Leading luxury e-tailers like Mytheresa bank on targeting top-spenders, thereby getting a better return on customer acquisition costs. But they also lean heavily into tight curation and customer service. Online womenswear retailer Cult Mia, which sells ornate eventwear from contemporary luxury labels, only onboards around 10 percent of the 250 brands that seek to join the platform each month, said founder Nina Briance.
Some successful e-tailers are also investing in new technology to enhance product discovery. Garmentory, which provides a platform for independent boutiques, is launching an AI search tool in the fall that generates results from specific prompts, taking into account that “people don’t want to search for a checkered shirt or a black dress; they want to shop based on how they plan to use it,” said Sunil Gowda, founder and chief executive of Garmentory, which is on track for 25 percent year-over-year sales growth 2025.
“The best models are balancing efficiency with serendipity,” Bacal said. “The best models help customers find what they’re looking for quickly but also stumble upon something that maybe they didn’t know that they needed. The balance between those two things creates the most effective product discovery.”
What Lies Ahead
As specialty retail continues to gain market share, the answer for US department store giants may be downsizing. “Maybe the answer is, ‘We don’t need 40 stores, but 20 stores and our staff has to be well-trained,’” said Marigay McGee, a former top executive at Saks Fifth Avenue and Harrods.

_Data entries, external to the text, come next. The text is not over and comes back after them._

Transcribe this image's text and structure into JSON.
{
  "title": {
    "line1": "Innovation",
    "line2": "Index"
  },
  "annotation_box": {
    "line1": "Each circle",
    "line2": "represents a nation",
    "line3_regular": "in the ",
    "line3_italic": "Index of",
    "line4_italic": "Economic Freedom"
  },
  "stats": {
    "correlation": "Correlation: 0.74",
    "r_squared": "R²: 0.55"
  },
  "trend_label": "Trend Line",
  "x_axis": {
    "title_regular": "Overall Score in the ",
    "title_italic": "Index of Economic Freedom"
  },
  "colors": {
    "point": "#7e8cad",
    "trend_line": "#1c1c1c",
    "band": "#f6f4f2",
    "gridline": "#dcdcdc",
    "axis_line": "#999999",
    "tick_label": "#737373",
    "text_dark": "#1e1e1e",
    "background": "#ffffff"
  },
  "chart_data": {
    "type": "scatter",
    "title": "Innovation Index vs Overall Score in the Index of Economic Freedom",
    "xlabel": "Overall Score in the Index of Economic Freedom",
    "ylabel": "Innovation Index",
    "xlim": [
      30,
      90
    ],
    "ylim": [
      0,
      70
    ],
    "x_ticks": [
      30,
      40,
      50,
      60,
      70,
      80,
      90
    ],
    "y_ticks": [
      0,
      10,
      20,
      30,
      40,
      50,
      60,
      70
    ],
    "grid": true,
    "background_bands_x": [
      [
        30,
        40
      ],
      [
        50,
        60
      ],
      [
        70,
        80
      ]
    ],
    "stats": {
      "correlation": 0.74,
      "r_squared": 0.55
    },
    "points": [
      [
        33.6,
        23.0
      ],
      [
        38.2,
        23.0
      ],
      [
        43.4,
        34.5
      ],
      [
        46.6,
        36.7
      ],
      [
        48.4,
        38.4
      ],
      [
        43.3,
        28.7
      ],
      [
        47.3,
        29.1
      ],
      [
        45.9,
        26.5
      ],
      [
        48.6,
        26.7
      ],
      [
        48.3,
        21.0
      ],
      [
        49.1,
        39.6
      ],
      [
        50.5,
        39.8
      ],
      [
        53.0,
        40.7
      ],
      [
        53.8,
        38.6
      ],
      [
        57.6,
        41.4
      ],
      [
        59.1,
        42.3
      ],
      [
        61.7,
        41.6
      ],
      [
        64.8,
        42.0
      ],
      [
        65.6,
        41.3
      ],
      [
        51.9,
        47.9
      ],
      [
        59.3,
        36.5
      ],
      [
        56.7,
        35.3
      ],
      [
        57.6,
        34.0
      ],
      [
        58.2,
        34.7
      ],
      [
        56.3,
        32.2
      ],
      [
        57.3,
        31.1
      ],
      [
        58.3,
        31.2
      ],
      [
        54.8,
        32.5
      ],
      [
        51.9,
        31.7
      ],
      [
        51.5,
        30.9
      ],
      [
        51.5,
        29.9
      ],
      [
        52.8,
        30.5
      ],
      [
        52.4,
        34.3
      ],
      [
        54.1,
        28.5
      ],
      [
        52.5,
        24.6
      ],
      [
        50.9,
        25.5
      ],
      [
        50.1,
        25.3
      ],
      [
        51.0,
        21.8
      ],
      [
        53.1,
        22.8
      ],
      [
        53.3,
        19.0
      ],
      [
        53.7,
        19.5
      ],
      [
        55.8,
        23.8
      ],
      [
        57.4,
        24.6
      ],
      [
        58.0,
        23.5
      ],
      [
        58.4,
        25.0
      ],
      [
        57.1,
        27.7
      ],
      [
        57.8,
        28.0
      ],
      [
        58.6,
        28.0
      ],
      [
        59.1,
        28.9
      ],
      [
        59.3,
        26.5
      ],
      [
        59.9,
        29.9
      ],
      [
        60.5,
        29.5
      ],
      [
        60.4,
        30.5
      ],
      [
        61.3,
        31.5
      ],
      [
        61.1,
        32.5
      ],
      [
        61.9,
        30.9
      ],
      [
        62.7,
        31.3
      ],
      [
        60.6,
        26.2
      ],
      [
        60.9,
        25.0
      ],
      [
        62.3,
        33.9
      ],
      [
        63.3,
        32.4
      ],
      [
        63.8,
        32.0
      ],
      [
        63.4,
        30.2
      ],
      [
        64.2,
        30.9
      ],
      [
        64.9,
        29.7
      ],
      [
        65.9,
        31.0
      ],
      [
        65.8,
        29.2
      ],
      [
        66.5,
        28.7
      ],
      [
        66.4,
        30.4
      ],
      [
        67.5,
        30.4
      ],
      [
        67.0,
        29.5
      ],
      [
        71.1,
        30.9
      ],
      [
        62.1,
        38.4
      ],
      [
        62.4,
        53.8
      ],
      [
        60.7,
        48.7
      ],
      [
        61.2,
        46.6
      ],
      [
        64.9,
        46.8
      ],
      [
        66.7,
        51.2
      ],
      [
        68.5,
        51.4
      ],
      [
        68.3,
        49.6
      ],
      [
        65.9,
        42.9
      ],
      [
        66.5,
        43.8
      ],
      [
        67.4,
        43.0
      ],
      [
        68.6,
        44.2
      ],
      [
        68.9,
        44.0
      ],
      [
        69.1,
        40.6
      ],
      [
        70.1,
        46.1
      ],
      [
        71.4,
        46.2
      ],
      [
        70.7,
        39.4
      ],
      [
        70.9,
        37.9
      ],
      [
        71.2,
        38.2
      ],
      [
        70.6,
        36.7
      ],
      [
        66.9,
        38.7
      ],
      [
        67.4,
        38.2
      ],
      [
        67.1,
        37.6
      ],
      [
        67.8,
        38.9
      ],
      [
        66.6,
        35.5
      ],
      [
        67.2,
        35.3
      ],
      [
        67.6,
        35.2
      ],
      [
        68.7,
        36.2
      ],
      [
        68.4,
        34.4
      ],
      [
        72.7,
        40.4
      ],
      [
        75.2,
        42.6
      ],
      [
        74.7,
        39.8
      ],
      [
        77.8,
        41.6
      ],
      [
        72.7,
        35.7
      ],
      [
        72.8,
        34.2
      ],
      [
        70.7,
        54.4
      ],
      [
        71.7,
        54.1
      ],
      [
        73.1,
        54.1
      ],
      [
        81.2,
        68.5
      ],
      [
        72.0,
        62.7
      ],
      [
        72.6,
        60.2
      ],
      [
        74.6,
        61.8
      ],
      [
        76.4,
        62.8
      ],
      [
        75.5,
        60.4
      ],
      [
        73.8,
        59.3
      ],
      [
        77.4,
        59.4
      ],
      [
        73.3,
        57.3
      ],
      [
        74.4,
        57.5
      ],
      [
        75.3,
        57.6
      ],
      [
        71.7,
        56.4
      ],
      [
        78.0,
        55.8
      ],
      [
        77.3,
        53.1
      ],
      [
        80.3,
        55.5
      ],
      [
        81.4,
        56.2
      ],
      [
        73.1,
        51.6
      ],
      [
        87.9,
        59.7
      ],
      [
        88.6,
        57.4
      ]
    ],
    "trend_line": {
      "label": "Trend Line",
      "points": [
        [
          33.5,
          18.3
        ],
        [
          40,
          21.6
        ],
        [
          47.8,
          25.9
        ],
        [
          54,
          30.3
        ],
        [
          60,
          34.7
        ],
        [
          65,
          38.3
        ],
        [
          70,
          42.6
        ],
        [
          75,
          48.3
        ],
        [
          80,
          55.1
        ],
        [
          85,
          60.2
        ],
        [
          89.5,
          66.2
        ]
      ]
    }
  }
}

After merging with Neiman Marcus last year, Saks Global, for instance, has closed several locations to minimise cannibalisation. Macy’s, too, will have culled half of its total footprint by the end of next year.
Successful stores today are run like hotels, according to McGee, where customers are the guests and sales associates behave like concierges. “They have to invite people in to experience their brands, and make sure their stay is as amicable as possible,” she said, pointing to new necessary amenities like cafés, seating areas and beautiful bathrooms. “The point is for people to want to stay and spend time.”

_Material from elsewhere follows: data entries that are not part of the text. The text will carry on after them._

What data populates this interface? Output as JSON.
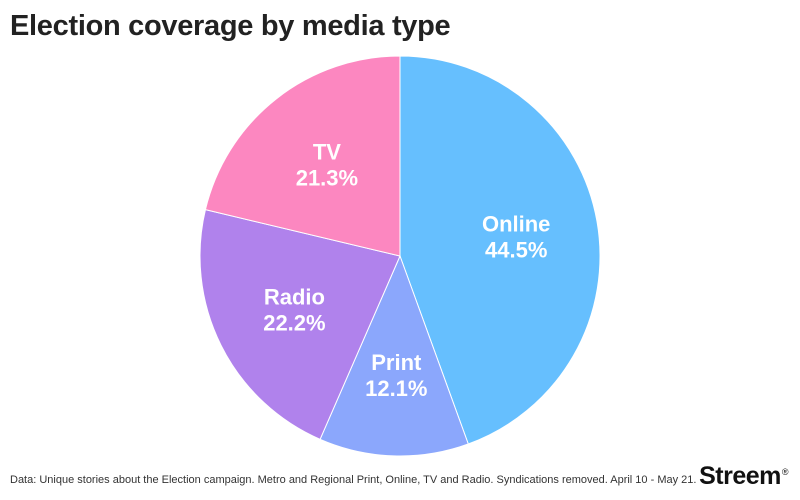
{
  "header": {
    "title": "Election coverage by media type"
  },
  "chart_data": {
    "type": "pie",
    "categories": [
      "Online",
      "Print",
      "Radio",
      "TV"
    ],
    "values": [
      44.5,
      12.1,
      22.2,
      21.3
    ],
    "value_labels": [
      "44.5%",
      "12.1%",
      "22.2%",
      "21.3%"
    ],
    "start": "12 o'clock",
    "direction": "clockwise",
    "colors": [
      "#66bffe",
      "#8ba7fc",
      "#b082ec",
      "#fc87c0"
    ],
    "title": "Election coverage by media type"
  },
  "footer": {
    "note": "Data: Unique stories about the Election campaign. Metro and Regional Print, Online, TV and Radio. Syndications removed. April 10 - May 21.",
    "brand": "Streem",
    "brand_mark": "®"
  }
}
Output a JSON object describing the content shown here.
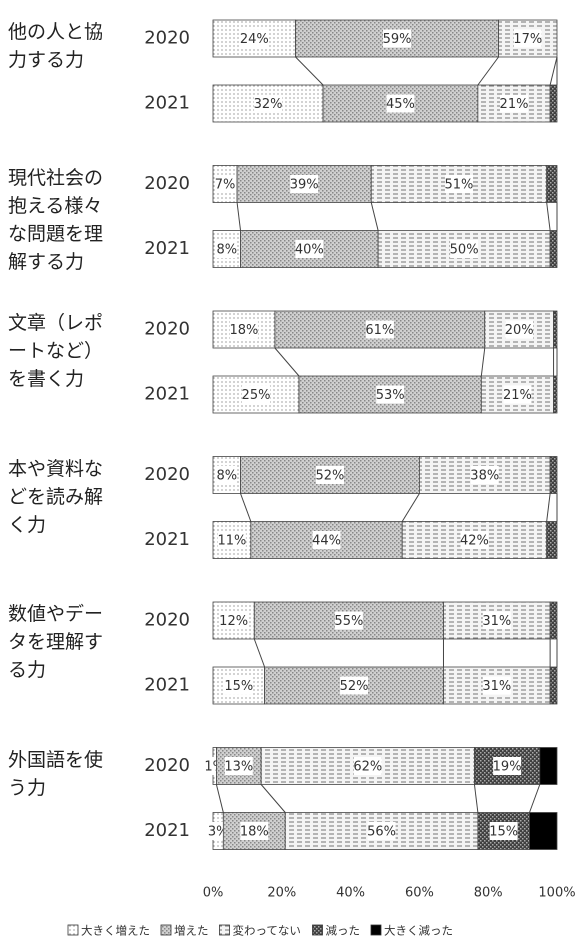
{
  "chart_data": {
    "type": "bar",
    "orientation": "horizontal",
    "stacked": true,
    "categories": [
      "他の人と協力する力",
      "現代社会の抱える様々な問題を理解する力",
      "文章（レポートなど）を書く力",
      "本や資料などを読み解く力",
      "数値やデータを理解する力",
      "外国語を使う力"
    ],
    "years": [
      "2020",
      "2021"
    ],
    "series": [
      {
        "name": "大きく増えた",
        "color": "#ffffff",
        "values": [
          [
            24,
            32
          ],
          [
            7,
            8
          ],
          [
            18,
            25
          ],
          [
            8,
            11
          ],
          [
            12,
            15
          ],
          [
            1,
            3
          ]
        ],
        "value_labels": [
          [
            "24%",
            "32%"
          ],
          [
            "7%",
            "8%"
          ],
          [
            "18%",
            "25%"
          ],
          [
            "8%",
            "11%"
          ],
          [
            "12%",
            "15%"
          ],
          [
            "1%",
            "3%"
          ]
        ]
      },
      {
        "name": "増えた",
        "color": "#d0d0d0",
        "values": [
          [
            59,
            45
          ],
          [
            39,
            40
          ],
          [
            61,
            53
          ],
          [
            52,
            44
          ],
          [
            55,
            52
          ],
          [
            13,
            18
          ]
        ],
        "value_labels": [
          [
            "59%",
            "45%"
          ],
          [
            "39%",
            "40%"
          ],
          [
            "61%",
            "53%"
          ],
          [
            "52%",
            "44%"
          ],
          [
            "55%",
            "52%"
          ],
          [
            "13%",
            "18%"
          ]
        ]
      },
      {
        "name": "変わってない",
        "color": "#f4f4f4",
        "values": [
          [
            17,
            21
          ],
          [
            51,
            50
          ],
          [
            20,
            21
          ],
          [
            38,
            42
          ],
          [
            31,
            31
          ],
          [
            62,
            56
          ]
        ],
        "value_labels": [
          [
            "17%",
            "21%"
          ],
          [
            "51%",
            "50%"
          ],
          [
            "20%",
            "21%"
          ],
          [
            "38%",
            "42%"
          ],
          [
            "31%",
            "31%"
          ],
          [
            "62%",
            "56%"
          ]
        ]
      },
      {
        "name": "減った",
        "color": "#404040",
        "values": [
          [
            0,
            2
          ],
          [
            3,
            2
          ],
          [
            1,
            1
          ],
          [
            2,
            3
          ],
          [
            2,
            2
          ],
          [
            19,
            15
          ]
        ],
        "value_labels": [
          [
            null,
            null
          ],
          [
            null,
            null
          ],
          [
            null,
            null
          ],
          [
            null,
            null
          ],
          [
            null,
            null
          ],
          [
            "19%",
            "15%"
          ]
        ]
      },
      {
        "name": "大きく減った",
        "color": "#000000",
        "values": [
          [
            0,
            0
          ],
          [
            0,
            0
          ],
          [
            0,
            0
          ],
          [
            0,
            0
          ],
          [
            0,
            0
          ],
          [
            5,
            8
          ]
        ],
        "value_labels": [
          [
            null,
            null
          ],
          [
            null,
            null
          ],
          [
            null,
            null
          ],
          [
            null,
            null
          ],
          [
            null,
            null
          ],
          [
            null,
            null
          ]
        ]
      }
    ],
    "xlim": [
      0,
      100
    ],
    "xticks": [
      {
        "value": 0,
        "label": "0%"
      },
      {
        "value": 20,
        "label": "20%"
      },
      {
        "value": 40,
        "label": "40%"
      },
      {
        "value": 60,
        "label": "60%"
      },
      {
        "value": 80,
        "label": "80%"
      },
      {
        "value": 100,
        "label": "100%"
      }
    ],
    "grid": false,
    "legend": "bottom"
  }
}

At the same time, major retailers have a scale advantage that affords them the kind of marketing muscle no independent boutique could dream of. “The visibility, the audience — we have the ability to simply invest more than the specialty stores, so we can be more sophisticated in our relationship with brands,” said Bron.
Bloomingdale’s has boosted its brand partnerships by investing in branded marketing such as pop-ups and brand-specific in-store activations, as well as integrating more small emerging labels into its brand matrix, such as London-based Liberowe and Greek jewellery designer Ileana Makri.
Still, the irony is that the future of multi-brand retail may look a lot like its past.
Boutiques that offer genuine discovery and service — qualities that, along with convenience, the best department stores once delivered — may be poised to seize further market share.
Large department stores and e-tailers have become “supermarkets of fashion,” said fashion commentator and StyleZeitgeist editor Eugene Rabkin. “Specialty stores are the ones who may actually be in a better place because they have retained what consumers like: a point-of-view, a direction, which cultivates loyalty.”